Raising awareness of domestic violence in Muslim-American communities is a challenge. One surprising factor that makes the challenge even more daunting is the perception that attempts to deal with domestic violence in Muslim families constitute attacks on Islam itself.
That perception is not entirely baseless. According to a recent New York Times story on domestic-violence advocacy in Muslim communities, traditional women's shelters have been known to advise Muslim women to "throw off the yoke" of religious symbols like the veil, arguing that such customs are the symbols of a patriarchal and oppressive culture. One woman, for example, described being advised by women's shelter employees to remove her heavy head scarf and style her hair--to become, in her view, less Muslim. Advocates for abused Muslim women also chafe at the widely held notion that abuse is more common among American Muslims than non-Muslims. Although that belief does not hold up under scrutiny (one in three American women is likely to experience abuse in her lifetime, regardless of race or religious background) many Muslim women do feel pressured to stay in abusive marriages--all the more reason they need sympathetic advocates who understand and respect their cultural and religious beliefs, rather than trying to “Westernize” or change them.
Traditionally, there have been few shelters or organizations catering to Muslim American victims of domestic violence. But that, slowly, may be changing. For example, the Peaceful Families Project, founded by former North American Council for Muslim Women President Sharifa Alkhateeb, is dedicated "to systemically chang[ing] attitudes about domestic violence, dispelling the cultural impediments that prevent women from seeking help, and creating an environment of prevention." The PFP conducts "Islamically grounded" family dynamics and violence awareness programs for Muslim communities around the US, and provide training in cultural sensitivity for shelters and others serving a Muslim clientele. Such training can be important to help shelters and groups that aren't specifically Muslim in nature avoid cultural misunderstandings that could keep Muslim women from seeking out services.
There are also a growing number of Muslim women's organizations that advocate against domestic violence both within marriage and before. Among them are the Islamic Social Services Association, Washington, D.C.-based Karamah, and a number of local and regional Muslim domestic violence advocacy organizations.

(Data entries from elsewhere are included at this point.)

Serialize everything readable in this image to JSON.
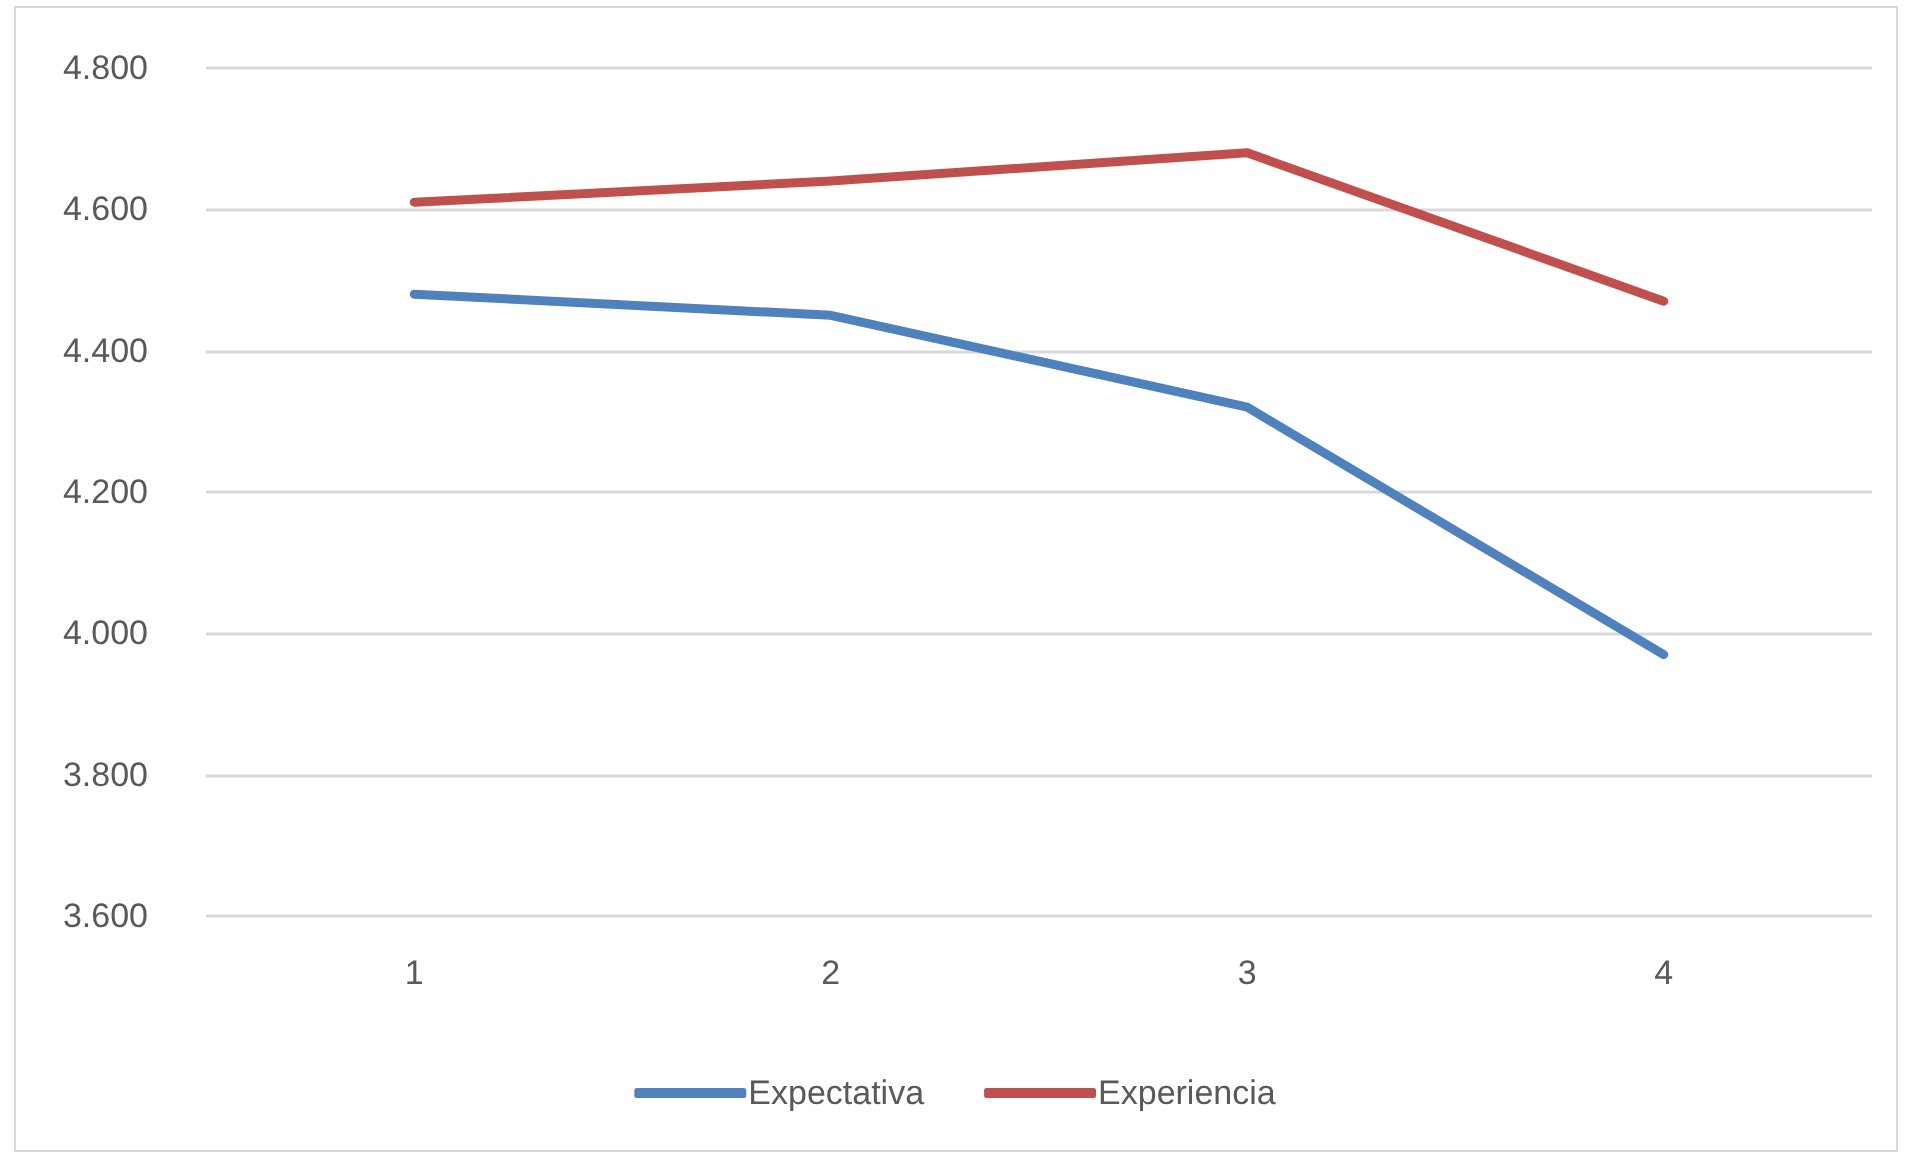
{
  "chart_data": {
    "type": "line",
    "categories": [
      "1",
      "2",
      "3",
      "4"
    ],
    "series": [
      {
        "name": "Expectativa",
        "color": "#4f81bd",
        "values": [
          4.48,
          4.45,
          4.32,
          3.97
        ]
      },
      {
        "name": "Experiencia",
        "color": "#c0504d",
        "values": [
          4.61,
          4.64,
          4.68,
          4.47
        ]
      }
    ],
    "ylim": [
      3.6,
      4.8
    ],
    "yticks": [
      {
        "value": 3.6,
        "label": "3.600"
      },
      {
        "value": 3.8,
        "label": "3.800"
      },
      {
        "value": 4.0,
        "label": "4.000"
      },
      {
        "value": 4.2,
        "label": "4.200"
      },
      {
        "value": 4.4,
        "label": "4.400"
      },
      {
        "value": 4.6,
        "label": "4.600"
      },
      {
        "value": 4.8,
        "label": "4.800"
      }
    ],
    "grid": "y",
    "legend": "bottom",
    "marker": "none",
    "line_style": "solid"
  }
}
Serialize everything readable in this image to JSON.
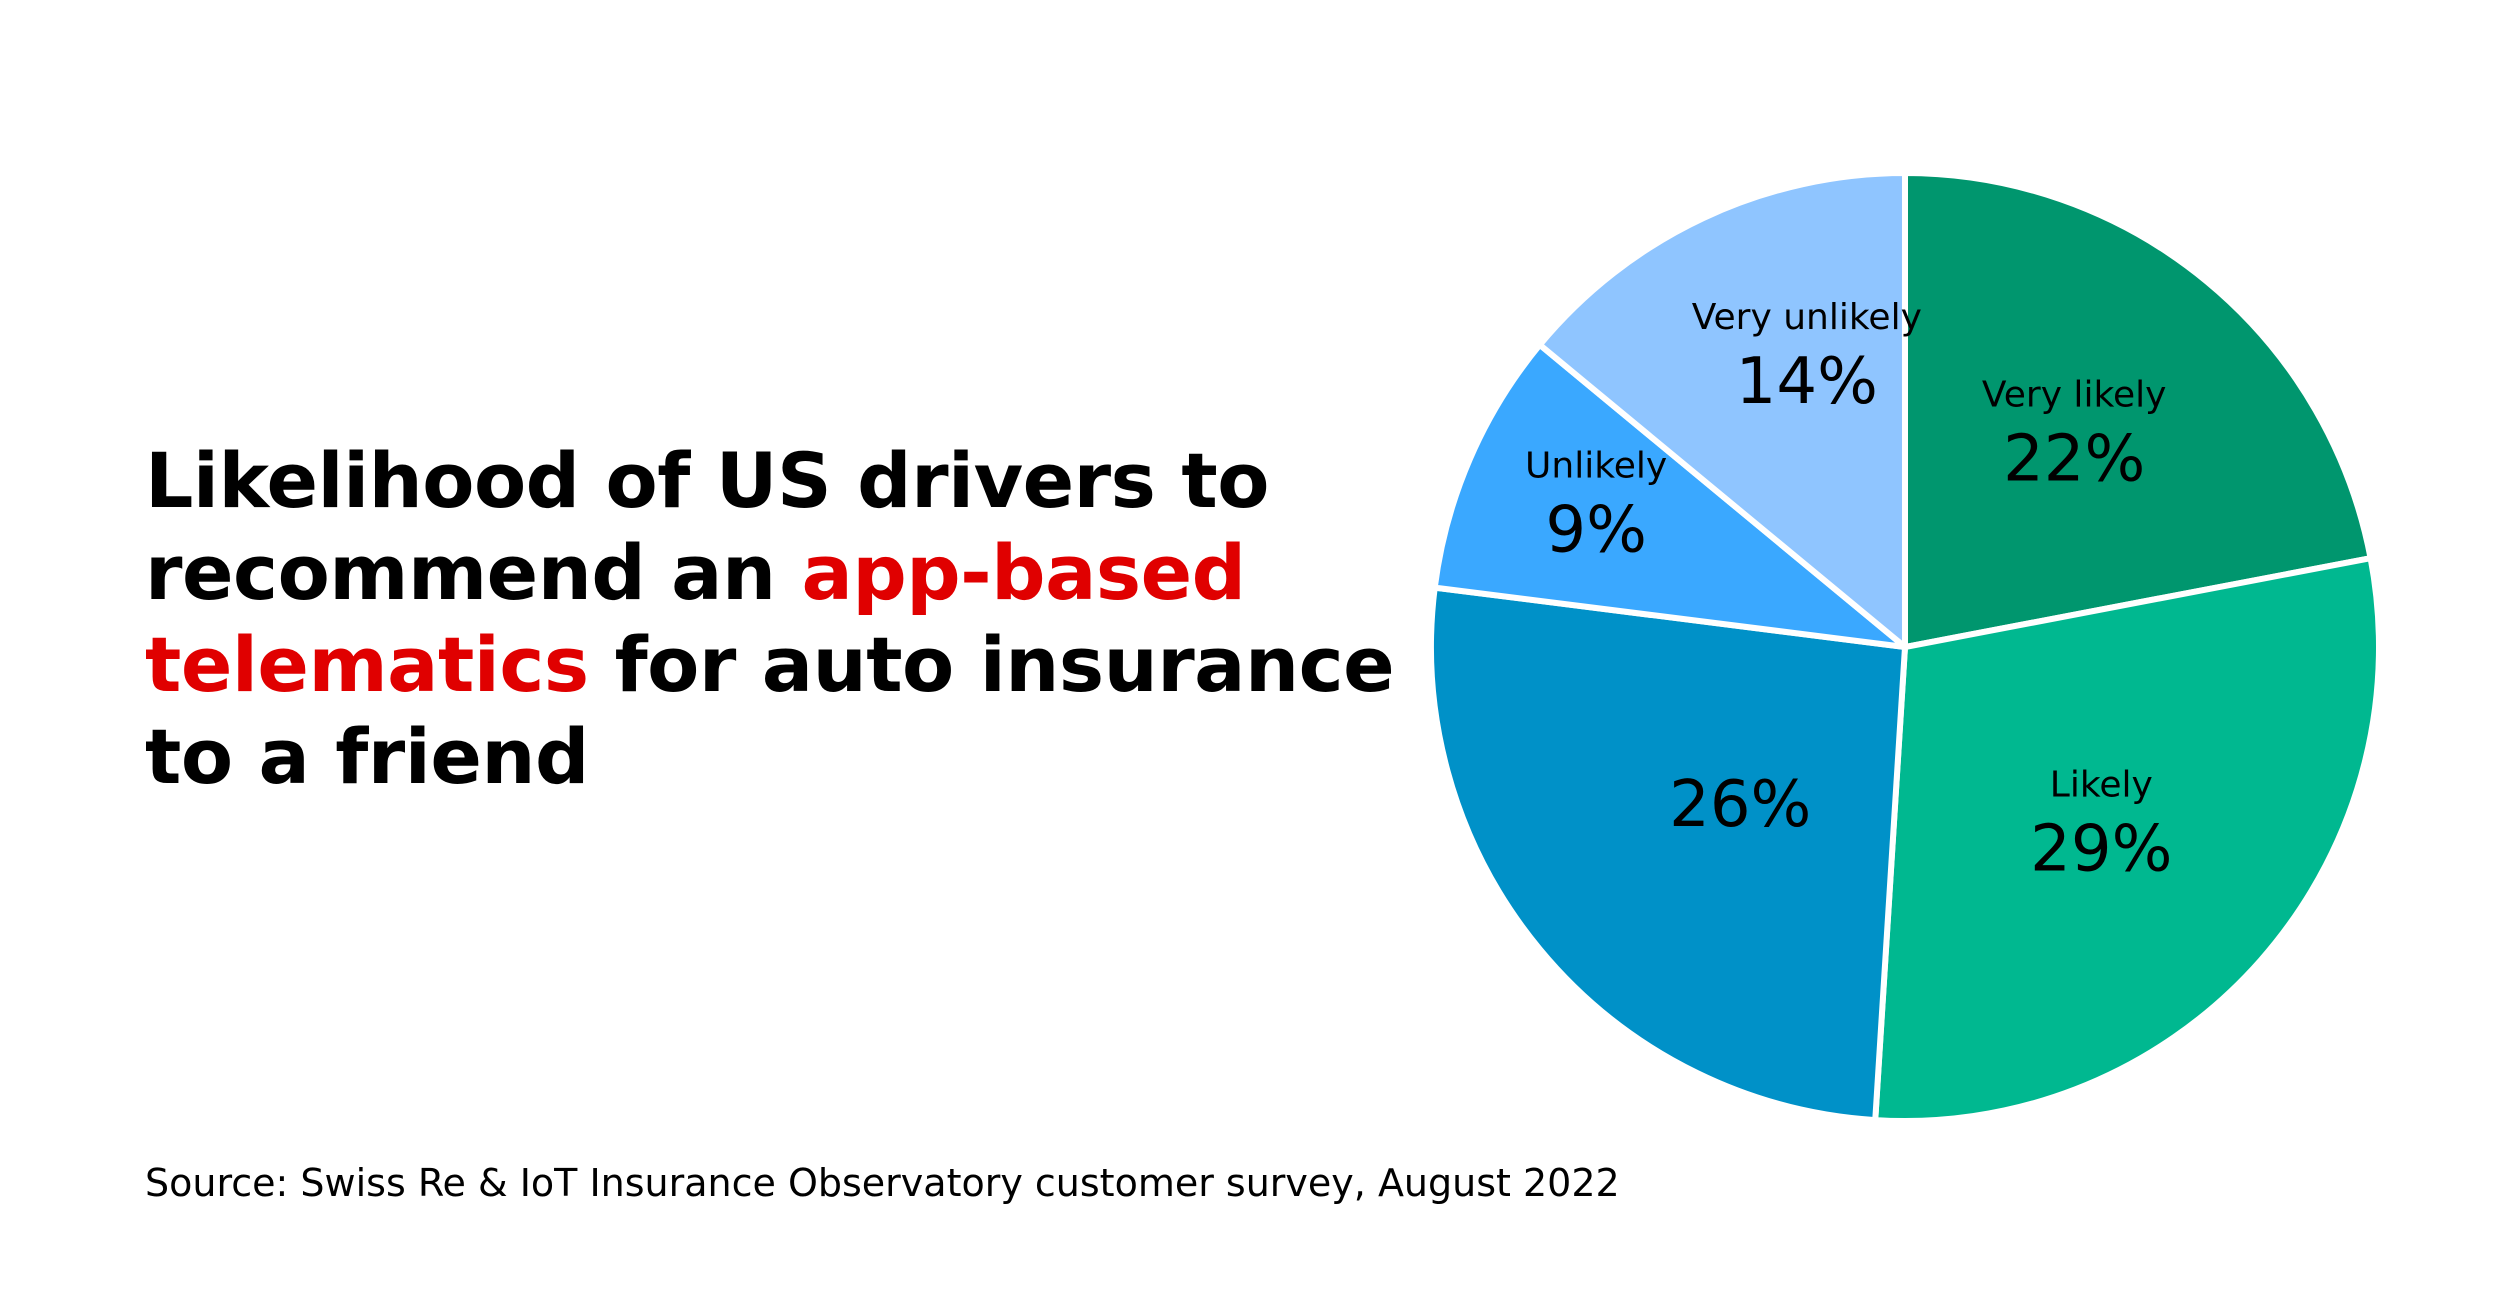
{
  "title": {
    "part1": "Likelihood of US drivers to recommend an ",
    "highlight": "app-based telematics",
    "part2": " for auto insurance to a friend",
    "highlight_color": "#e00000"
  },
  "source": "Source: Swiss Re & IoT Insurance Observatory customer survey, August 2022",
  "chart_data": {
    "type": "pie",
    "title": "Likelihood of US drivers to recommend an app-based telematics for auto insurance to a friend",
    "start": "12 o'clock",
    "direction": "clockwise",
    "categories": [
      "Very likely",
      "Likely",
      "",
      "Unlikely",
      "Very unlikely"
    ],
    "values": [
      22,
      29,
      26,
      9,
      14
    ],
    "value_labels": [
      "22%",
      "29%",
      "26%",
      "9%",
      "14%"
    ],
    "colors": [
      "#00966e",
      "#00b890",
      "#0091c8",
      "#3aa8ff",
      "#8fc5ff"
    ],
    "separator_color": "#ffffff"
  }
}
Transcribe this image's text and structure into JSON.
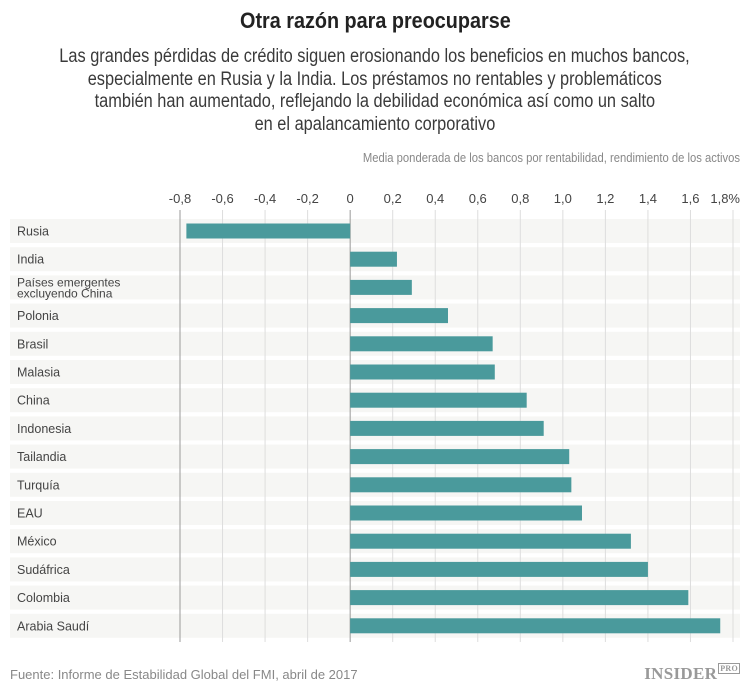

Finally, there are a growing number of shelters and direct social services geared specifically at Muslim victims of domestic violence. The Hamdard Center in suburban Chicago caters primarily to Muslim women, by eschewing pork and keeping prayer rugs on hand. The Baitul Salaam Residence for Abused and Neglected Women and Children has sheltered hundreds of Muslim women and children in the Atlanta, GA area since 1997. And the Nonprofit Islamic Shelter for the Abused provides emergency and long-term housing, counseling, translation services and religious guidance to Muslim domestic-violence victims in the San Francisco Bay area. Such organizations, though still extremely rare in the US, are providing a critical and growing service to a group of Americans for whom domestic violence is still, too often, a taboo topic.